Свернув несколько первых жгутиков, она дальше стала свертывать их уже привычнее, только иногда засовывая за пазуху и отогревая о собственное тело застывшие пальцы. Она свертывала один за другим эти жгутики и все время пробовала себе представить, сколько времени уже прошло и сколько осталось до выхода в эфир, и притом думала еще сразу о многих вещах, потому что эта работа — кручение жгутиков — не поглощала всего ее внимания.
Она думала о том, что Софья Леонидовна сейчас уже, наверное, в гестапо, ее допрашивают и, может быть, пытают или, может быть, делают очную ставку с тем, кто ее выдал. И ей все-таки казалось, что это кто-нибудь другой, а не Прилипко; нет, Прилипко так до самого конца ничего и не подозревал.
«Но кто же это? Кто же нас выдал? И неужели мы его потом не найдем и не убьем?!» — подумала Маша с беспощадной ненавистью к этому неизвестному ей человеку, настолько неизвестному, что она даже не могла представить себе его внешность. Кто же это мог быть? Кто?
Она вдруг вспомнила того члена городской управы на похоронах Шурика — высокого, похожего на царя Александра III, с бородой лопатой, и как она ненавидела его тогда, на похоронах, и как сегодня оказалось, что он работал на нас и застрелился, когда за ним пришли немцы.

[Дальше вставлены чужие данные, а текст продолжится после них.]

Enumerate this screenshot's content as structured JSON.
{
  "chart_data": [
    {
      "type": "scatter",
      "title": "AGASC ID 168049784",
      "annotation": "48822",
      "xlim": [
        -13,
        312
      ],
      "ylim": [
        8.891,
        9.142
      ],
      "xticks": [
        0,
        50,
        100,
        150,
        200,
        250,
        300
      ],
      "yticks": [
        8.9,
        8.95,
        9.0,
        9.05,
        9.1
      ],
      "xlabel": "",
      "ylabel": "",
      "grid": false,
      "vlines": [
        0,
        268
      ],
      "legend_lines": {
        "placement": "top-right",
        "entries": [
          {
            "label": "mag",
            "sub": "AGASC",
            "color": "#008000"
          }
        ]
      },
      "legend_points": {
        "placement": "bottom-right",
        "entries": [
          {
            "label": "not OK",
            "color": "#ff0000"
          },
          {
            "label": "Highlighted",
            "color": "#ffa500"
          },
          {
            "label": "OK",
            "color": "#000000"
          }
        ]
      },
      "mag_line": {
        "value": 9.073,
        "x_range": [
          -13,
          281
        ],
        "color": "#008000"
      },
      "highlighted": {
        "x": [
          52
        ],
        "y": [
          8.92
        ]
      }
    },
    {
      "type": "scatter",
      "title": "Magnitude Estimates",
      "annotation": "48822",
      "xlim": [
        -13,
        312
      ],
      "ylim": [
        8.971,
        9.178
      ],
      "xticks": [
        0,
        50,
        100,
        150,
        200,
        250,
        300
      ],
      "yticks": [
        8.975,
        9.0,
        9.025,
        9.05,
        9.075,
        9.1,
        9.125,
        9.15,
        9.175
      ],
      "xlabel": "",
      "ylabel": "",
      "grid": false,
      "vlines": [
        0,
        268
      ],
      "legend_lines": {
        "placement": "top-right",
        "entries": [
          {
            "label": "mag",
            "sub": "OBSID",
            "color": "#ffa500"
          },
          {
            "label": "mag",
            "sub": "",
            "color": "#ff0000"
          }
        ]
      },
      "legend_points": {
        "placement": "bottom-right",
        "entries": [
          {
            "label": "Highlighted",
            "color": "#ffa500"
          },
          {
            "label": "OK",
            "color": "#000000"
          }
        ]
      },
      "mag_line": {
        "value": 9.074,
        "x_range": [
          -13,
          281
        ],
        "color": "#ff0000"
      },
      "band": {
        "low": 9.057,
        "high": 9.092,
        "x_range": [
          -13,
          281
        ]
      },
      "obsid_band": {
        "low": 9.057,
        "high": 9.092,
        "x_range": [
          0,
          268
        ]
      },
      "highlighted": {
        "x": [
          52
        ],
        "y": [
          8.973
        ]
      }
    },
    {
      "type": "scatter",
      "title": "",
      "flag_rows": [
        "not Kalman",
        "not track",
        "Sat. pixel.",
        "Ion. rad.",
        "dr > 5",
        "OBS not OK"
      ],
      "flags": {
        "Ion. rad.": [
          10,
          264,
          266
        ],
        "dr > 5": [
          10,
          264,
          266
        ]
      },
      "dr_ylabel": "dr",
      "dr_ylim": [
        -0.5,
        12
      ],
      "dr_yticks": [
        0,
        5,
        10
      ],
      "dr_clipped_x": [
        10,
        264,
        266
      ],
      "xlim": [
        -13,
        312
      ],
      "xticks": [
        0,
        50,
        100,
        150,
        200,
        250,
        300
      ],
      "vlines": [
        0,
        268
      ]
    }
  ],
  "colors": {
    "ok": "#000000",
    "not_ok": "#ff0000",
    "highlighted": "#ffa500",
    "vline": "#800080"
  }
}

А немцы ему доверяли, и он был с ними, и там, на похоронах, в ее, Машиных, глазах он был с ними, и даже внешность его казалась ей тогда отвратительной; а сейчас, когда он застрелился, уже не казалась...
«А тот, который нас выдал,— подумала она,— казалось, что он с нами, наверное, кто-нибудь и даже, может быть, много людей думали о том, что он с нами, а он, наоборот, оказался с немцами и сейчас стоит там, в гестапо, перед Софьей Леонидовной и рассказывает все, что он про нее знает. А она все равно, наверное, молчит, — вдруг подумала Маша,— и, что бы там с ней ни делали, все равно будет молчать».
И вздрогнула, представив себе все это не на словах, а на самом деле представив, как бьют или жгут это старое тело... Потом она вдруг, может быть, даже из самосохранения, чтобы не думать в эту минуту о себе и не думать, что будет с нею, если она попадет к немцам, перескочила в мыслях на школу; она вспомнила невпопад подмигивающее лицо полковника Шмелева. Там ли он еще и кто вообще там? Остался ли в школе кто-нибудь из тех, кто учился при ней, или все уже здесь, у немцев, так, как она? И сам Шмелев?.. Она уже не впервые вспоминала его, и ей почему-то всегда казалось, что он уже не в школе, а тоже, как и она, где-то тут, за линией фронта. И хотя эта мысль ничем не облегчала ее положения, но мысль о том, что не одна она, а те все, кто был тогда там, сейчас здесь и делают то же, что и она, — от этой мысли ей стало легче, наверное, потому, что именно в эту мысль составной частью входило не всегда осознаваемое в одиночестве ощущение собственной силы.